TL;DR: Attackers created fake websites that looked exactly like Starbucks' internal Partner Central portal. When 889 employees entered their login credentials, the attackers captured them and used those credentials to access the real portal. The breach ran from January 19 to February 11, 2026. The stolen data includes names, Social Security numbers, dates of birth, and bank account numbers with routing information. Starbucks detected the breach on February 6 but took over a month to notify affected workers. If you're a Starbucks employee (current or former), monitor your bank accounts and credit reports now.
How They Pulled It Off
This wasn't a sophisticated zero-day exploit. Attackers built clone websites that mimicked Starbucks' Partner Central, the internal portal employees use to manage payroll, benefits, and HR information [1].
Employees who landed on the fake sites entered their real credentials. The attackers captured those logins and used them to access the legitimate Partner Central portal. Classic credential harvesting [2].
The breach ran for about three weeks, from January 19 to February 11, 2026. Starbucks detected suspicious activity on February 6 but didn't notify affected employees until March 10, over a month later [1][3].
What They Got
The compromised accounts gave attackers access to employee records containing [1][2][3]:
- Full names
- Social Security numbers
- Dates of birth
- Bank account numbers and routing numbers (for direct deposit)
That's the identity theft starter pack. SSN plus DOB plus bank info equals someone can open accounts in your name, redirect your paychecks, or file fraudulent tax returns.
Starbucks' Response
After detecting the breach, Starbucks engaged external cybersecurity experts, notified law enforcement, and "strengthened access controls" for Partner Central [2][3].
Affected employees get 24 months of Experian IdentityWorks: credit monitoring, identity restoration, and up to $1 million in identity theft insurance coverage [1][2].
The company hasn't disclosed exactly how employees were directed to the fake portal sites, whether through phishing emails, malicious ads, or compromised search results. That gap matters because it's the difference between a targeted attack and a broader credential harvesting operation.
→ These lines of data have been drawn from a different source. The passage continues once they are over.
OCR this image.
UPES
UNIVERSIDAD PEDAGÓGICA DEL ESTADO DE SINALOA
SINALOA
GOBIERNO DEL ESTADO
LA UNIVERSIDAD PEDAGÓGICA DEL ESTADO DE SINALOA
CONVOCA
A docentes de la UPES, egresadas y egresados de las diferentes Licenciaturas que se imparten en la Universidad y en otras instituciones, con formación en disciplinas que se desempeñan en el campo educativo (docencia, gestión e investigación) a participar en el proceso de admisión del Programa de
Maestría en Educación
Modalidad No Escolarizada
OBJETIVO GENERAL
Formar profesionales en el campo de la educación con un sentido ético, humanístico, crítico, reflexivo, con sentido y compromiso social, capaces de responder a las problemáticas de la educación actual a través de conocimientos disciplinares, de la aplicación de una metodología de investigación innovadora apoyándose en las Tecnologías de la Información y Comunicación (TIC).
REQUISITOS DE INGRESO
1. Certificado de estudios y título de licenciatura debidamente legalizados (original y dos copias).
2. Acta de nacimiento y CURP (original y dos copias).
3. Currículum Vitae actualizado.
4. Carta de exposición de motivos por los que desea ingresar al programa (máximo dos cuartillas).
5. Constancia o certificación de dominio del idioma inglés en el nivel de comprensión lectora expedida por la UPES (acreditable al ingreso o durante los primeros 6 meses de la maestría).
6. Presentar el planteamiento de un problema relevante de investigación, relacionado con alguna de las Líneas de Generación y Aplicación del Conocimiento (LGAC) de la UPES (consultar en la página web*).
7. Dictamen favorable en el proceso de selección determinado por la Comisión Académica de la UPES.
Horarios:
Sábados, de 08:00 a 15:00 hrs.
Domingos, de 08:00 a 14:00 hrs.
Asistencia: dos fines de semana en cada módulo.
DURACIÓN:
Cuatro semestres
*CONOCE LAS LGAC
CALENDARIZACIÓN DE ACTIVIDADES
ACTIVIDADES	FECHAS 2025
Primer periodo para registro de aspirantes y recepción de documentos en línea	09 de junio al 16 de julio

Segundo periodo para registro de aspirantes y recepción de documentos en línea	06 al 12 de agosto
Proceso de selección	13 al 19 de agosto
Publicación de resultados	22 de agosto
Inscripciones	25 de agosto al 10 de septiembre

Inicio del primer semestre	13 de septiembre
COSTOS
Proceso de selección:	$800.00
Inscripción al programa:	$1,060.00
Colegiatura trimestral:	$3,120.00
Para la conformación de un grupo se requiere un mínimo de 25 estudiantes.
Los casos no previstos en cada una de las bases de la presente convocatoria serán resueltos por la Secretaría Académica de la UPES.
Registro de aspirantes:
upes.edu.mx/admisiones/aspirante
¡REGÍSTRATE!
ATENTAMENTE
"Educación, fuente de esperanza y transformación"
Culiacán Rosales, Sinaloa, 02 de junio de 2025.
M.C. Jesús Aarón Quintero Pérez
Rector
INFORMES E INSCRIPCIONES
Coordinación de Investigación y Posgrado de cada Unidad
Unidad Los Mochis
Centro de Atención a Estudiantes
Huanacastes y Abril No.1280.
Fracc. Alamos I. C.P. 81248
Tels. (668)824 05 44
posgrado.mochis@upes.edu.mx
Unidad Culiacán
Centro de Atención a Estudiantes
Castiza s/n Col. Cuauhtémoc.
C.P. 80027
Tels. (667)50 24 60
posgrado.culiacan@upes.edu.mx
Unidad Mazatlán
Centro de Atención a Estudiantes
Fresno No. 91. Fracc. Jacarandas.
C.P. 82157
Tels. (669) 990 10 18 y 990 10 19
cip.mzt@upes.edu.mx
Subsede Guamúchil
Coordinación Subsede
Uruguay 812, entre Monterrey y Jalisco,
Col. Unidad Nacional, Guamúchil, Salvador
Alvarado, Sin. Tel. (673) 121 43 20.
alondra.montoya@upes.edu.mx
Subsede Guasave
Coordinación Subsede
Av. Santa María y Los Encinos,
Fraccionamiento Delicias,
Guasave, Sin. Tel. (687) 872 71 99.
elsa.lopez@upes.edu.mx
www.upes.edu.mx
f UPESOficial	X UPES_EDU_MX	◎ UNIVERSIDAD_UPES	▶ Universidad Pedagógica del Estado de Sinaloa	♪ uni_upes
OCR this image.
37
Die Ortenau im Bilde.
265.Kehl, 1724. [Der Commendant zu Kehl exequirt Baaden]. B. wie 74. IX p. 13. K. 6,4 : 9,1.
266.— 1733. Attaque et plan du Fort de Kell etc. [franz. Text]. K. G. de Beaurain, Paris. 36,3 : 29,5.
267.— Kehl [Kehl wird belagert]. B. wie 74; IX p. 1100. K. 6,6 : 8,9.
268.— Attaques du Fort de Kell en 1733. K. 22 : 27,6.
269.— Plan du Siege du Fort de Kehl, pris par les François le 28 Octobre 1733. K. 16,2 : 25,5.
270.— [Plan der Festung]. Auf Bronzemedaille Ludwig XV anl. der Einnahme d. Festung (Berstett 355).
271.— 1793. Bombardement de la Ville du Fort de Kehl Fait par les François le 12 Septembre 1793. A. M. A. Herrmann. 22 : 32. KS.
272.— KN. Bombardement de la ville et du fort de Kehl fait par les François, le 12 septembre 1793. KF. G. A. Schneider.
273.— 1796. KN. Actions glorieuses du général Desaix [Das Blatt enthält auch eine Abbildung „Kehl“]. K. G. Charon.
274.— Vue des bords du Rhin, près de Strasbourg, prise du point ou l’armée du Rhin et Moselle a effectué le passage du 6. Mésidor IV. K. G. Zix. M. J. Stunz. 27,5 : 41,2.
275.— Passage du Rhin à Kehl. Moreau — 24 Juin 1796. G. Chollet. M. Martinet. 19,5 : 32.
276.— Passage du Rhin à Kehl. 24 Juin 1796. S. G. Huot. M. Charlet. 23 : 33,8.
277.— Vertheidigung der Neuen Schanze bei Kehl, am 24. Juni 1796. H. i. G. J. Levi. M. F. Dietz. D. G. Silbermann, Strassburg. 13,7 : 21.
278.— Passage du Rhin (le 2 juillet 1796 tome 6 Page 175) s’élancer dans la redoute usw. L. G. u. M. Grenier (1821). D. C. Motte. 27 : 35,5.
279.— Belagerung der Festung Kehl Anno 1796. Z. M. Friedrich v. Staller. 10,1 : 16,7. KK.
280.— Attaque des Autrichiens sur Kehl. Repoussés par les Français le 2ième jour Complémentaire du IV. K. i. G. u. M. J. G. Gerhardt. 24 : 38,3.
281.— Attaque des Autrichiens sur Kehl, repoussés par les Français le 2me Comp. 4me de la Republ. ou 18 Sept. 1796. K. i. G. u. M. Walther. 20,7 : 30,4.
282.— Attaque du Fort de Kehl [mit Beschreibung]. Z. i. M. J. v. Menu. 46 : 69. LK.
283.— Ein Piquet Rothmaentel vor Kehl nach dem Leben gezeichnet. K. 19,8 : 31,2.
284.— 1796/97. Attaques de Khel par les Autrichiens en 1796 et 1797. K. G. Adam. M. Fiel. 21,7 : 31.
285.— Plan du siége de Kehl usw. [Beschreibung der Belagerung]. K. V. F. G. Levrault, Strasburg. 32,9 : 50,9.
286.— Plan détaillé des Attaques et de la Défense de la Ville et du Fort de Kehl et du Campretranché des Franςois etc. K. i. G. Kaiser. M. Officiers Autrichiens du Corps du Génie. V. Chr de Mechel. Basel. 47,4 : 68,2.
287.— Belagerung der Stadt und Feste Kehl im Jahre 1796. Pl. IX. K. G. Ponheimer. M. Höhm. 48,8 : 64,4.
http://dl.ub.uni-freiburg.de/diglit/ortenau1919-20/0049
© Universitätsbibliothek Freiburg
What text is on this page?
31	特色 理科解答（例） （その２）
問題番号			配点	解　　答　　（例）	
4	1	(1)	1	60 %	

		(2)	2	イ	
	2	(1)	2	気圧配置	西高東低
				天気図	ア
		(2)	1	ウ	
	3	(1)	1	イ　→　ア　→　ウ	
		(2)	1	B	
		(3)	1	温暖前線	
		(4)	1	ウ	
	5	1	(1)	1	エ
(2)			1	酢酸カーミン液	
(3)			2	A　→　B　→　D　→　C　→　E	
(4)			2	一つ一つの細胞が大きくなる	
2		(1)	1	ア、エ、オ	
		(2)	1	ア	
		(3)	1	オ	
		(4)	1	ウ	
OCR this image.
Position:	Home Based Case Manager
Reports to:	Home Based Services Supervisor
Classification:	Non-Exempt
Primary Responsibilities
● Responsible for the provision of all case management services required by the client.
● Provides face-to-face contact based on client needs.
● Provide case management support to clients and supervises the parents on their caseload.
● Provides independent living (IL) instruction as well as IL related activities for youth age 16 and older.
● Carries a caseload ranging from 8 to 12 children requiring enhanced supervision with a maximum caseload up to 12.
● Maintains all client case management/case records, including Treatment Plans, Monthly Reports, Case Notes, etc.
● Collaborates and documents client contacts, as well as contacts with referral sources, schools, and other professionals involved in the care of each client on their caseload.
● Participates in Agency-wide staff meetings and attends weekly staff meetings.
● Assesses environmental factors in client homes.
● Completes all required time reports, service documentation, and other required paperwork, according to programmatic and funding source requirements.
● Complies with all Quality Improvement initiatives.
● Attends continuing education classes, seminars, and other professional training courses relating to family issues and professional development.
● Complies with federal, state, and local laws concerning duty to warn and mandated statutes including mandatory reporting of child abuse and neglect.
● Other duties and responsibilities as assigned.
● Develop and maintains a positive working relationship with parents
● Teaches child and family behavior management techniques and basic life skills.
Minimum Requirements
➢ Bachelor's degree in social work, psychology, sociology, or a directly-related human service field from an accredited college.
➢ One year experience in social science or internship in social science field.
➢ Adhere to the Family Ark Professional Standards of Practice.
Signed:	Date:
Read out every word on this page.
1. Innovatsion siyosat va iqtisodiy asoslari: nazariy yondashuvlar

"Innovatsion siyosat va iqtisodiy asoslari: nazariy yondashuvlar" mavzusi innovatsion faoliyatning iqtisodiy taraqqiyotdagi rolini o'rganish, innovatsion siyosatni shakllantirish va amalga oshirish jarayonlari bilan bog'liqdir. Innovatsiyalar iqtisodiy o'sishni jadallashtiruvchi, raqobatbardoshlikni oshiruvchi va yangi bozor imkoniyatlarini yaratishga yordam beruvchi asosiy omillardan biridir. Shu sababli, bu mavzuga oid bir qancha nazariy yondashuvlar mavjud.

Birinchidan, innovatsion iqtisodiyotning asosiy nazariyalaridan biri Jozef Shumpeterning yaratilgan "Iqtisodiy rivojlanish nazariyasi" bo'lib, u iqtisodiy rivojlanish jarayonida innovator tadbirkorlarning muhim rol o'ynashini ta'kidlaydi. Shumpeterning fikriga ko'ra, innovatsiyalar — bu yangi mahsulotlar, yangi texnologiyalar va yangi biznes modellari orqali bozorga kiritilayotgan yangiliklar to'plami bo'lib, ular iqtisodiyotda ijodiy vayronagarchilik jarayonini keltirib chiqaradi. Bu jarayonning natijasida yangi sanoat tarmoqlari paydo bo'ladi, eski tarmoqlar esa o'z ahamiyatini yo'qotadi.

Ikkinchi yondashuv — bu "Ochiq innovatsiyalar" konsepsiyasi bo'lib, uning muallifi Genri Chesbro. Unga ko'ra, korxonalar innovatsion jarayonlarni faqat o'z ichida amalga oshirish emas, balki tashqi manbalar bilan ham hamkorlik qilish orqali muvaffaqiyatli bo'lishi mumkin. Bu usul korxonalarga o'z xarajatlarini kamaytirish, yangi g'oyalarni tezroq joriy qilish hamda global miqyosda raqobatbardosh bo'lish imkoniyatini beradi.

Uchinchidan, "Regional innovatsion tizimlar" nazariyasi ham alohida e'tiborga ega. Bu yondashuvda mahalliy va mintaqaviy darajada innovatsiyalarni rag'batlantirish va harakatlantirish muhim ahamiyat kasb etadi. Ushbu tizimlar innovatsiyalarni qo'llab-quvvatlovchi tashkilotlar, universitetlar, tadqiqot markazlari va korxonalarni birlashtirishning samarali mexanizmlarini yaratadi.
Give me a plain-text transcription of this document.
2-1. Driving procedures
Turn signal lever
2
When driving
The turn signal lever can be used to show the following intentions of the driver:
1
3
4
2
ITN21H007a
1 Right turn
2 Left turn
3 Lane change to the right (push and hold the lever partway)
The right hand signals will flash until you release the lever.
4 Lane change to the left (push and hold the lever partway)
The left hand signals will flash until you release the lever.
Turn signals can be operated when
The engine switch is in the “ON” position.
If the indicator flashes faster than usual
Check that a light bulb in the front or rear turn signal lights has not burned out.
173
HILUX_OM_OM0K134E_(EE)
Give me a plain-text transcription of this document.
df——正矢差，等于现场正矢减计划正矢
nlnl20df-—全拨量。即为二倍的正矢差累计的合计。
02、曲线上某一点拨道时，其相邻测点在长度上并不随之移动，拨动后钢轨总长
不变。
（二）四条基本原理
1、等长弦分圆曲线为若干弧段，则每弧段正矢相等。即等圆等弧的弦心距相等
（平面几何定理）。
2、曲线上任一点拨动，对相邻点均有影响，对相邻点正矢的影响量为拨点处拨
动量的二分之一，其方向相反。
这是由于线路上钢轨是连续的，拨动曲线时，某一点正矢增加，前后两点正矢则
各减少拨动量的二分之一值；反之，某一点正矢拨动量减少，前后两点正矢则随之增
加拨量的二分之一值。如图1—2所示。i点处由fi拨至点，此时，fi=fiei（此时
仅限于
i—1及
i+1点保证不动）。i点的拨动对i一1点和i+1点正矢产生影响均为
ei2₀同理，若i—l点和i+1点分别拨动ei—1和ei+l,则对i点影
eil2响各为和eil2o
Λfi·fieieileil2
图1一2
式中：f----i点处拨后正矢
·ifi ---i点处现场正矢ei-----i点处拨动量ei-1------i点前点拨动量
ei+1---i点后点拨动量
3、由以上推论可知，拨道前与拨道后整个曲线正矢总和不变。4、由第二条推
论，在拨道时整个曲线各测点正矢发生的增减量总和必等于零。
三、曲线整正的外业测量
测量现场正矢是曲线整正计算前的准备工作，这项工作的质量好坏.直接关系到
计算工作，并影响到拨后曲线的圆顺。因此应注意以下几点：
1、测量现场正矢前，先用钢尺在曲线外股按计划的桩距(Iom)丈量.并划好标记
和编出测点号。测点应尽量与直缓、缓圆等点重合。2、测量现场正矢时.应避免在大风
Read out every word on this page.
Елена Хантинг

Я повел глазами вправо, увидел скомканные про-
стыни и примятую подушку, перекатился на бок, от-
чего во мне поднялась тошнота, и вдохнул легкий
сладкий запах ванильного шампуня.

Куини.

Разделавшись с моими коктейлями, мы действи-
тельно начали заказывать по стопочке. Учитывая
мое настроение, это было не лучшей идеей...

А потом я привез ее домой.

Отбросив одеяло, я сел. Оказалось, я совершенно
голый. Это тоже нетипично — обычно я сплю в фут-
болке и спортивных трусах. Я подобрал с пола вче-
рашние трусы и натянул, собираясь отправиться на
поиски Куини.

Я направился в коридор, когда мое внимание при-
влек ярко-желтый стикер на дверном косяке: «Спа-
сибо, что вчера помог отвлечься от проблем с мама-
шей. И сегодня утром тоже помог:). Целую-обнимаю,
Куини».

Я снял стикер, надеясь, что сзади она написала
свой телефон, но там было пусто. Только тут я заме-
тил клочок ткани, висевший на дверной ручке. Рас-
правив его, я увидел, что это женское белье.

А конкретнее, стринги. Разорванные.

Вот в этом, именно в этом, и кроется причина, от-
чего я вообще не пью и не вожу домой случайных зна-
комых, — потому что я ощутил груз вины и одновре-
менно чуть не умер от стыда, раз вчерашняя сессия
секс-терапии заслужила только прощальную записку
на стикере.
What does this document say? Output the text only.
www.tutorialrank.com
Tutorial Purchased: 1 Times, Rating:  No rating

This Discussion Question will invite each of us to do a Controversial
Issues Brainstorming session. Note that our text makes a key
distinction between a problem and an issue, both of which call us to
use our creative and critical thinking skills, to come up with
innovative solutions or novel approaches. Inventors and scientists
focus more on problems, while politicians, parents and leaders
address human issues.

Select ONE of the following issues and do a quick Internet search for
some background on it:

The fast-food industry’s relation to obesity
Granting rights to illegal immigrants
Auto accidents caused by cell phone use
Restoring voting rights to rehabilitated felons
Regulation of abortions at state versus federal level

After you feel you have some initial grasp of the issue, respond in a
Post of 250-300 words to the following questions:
Portal Cloning Is a Growing Problem
This attack method is cheap and effective. Attackers don't need to breach Starbucks' actual systems. They just need to trick employees into typing their credentials into a convincing-looking fake.
We've seen the same playbook hit other companies:
- Microsoft 365 lookalikes target corporate employees daily
- Bank portal clones circulate through phishing campaigns
- HR portal fakes spike during tax season when employees expect to access W-2s
Multi-factor authentication helps, but it's not bulletproof. If the fake site proxies the MFA challenge in real-time, attackers can capture and replay those tokens too.
If You're a Starbucks Employee
The Bigger Picture
889 employees isn't a massive number. But each of those people now has their SSN, birth date, and bank details in criminal hands. That data doesn't expire. It'll show up on dark web marketplaces, get bundled into identity packages, and circulate for years.
The attack itself was trivially simple. Clone a login page. Send people there. Wait for them to type their passwords. It works because we've trained employees to expect portal logins without giving them reliable ways to verify they're on the real site.
Password managers help: they won't autofill credentials on a fake domain. Hardware security keys (FIDO2/WebAuthn) are even better. But until companies mandate these tools instead of just suggesting them, clone attacks will keep working.